Viktor Orban wirft seinen Kritikern im Westen gern
vor, Ungarn klein halten zu wollen. Das ist Unfug. Niemand will den
Magyaren verbieten, sich auf ihre reiche Geschichte, ihre
christlichen Traditionen und ihr kulturelles Erbe zu besinnen. Das
darf durchaus auch in der Verfassung stehen. Das „nationale Credo“
des rechtspopulistischen ungarischen Ministerpräsidenten aber, das er
seinem neuen Grundgesetz voranstellen ließ, geht weit über das Maß
aller patriotischen Sinnstiftung hinaus. Schlimmer noch: Die
Verfassung, die am Montag in Budapest verabschiedet worden ist,
entzieht dem demokratischen Rechtsstaat entscheidende Grundlagen und
ist dazu geeignet, eine autoritäre Herrschaft zu legalisieren. Orbans
Glaubensbekenntnis erklärt die Menschenwürde zum Fundament des
Lebens. Aber ist sie auch unantastbar? In den gleichen Rang erhebt
die Verfassung Nation und Familie, Wohlstand, Sicherheit und vieles
andere mehr. Der Sermon der Präambel verwässert die Werteordnung. Auf
welcher Basis sollen Richter da entscheiden? Dieses Problem freilich
dürfte sich immer seltener stellen, denn Orban entmachtet das
Verfassungsgericht gleich mit. Das Parlament im Übrigen auch. Alle
Gewalt, so könnte der Leitsatz dieses Grundgesetzes lauten, geht
künftig von Orban aus. All das geschieht auf legalem Weg. Eine
Zweidrittelmehrheit ist eine Zweidrittelmehrheit. Deshalb hat Europa
nun ein kaum zu lösendes Problem. Niemand in Brüssel oder Straßburg
kann oder will sich anmaßen, den Ungarn vorzuschreiben, wie sie ihre
Verfassung zu gestalten haben. Und Orban ist auch so klug, den Bogen
nicht zu überspannen und so viel demokratiefeindliches Gedankengut in
das Grundgesetz zu schreiben, dass es einem Staatsstreich gleichkäme.
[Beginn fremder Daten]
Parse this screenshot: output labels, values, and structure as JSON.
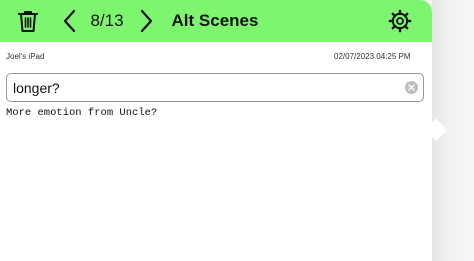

Es bleibt deshalb nur zu hoffen, dass sich die Ungarn eines nicht
allzu fernen Tages selbst besinnen und dem rechtspopulistischen
Premier das Vertrauen entziehen. Danach sieht es derzeit allerdings
nicht aus. Im Gegenteil: Orbans Popularität im Volk ist ungebrochen.
Er überlegt offenbar sogar, schon für 2012 Neuwahlen anzustreben, um
sich weitere vier Jahre an der Macht zu sichern. Tritt die Verfassung
wie erwartet in Kraft, wird dies ein schwarzer Tag für Europa sein.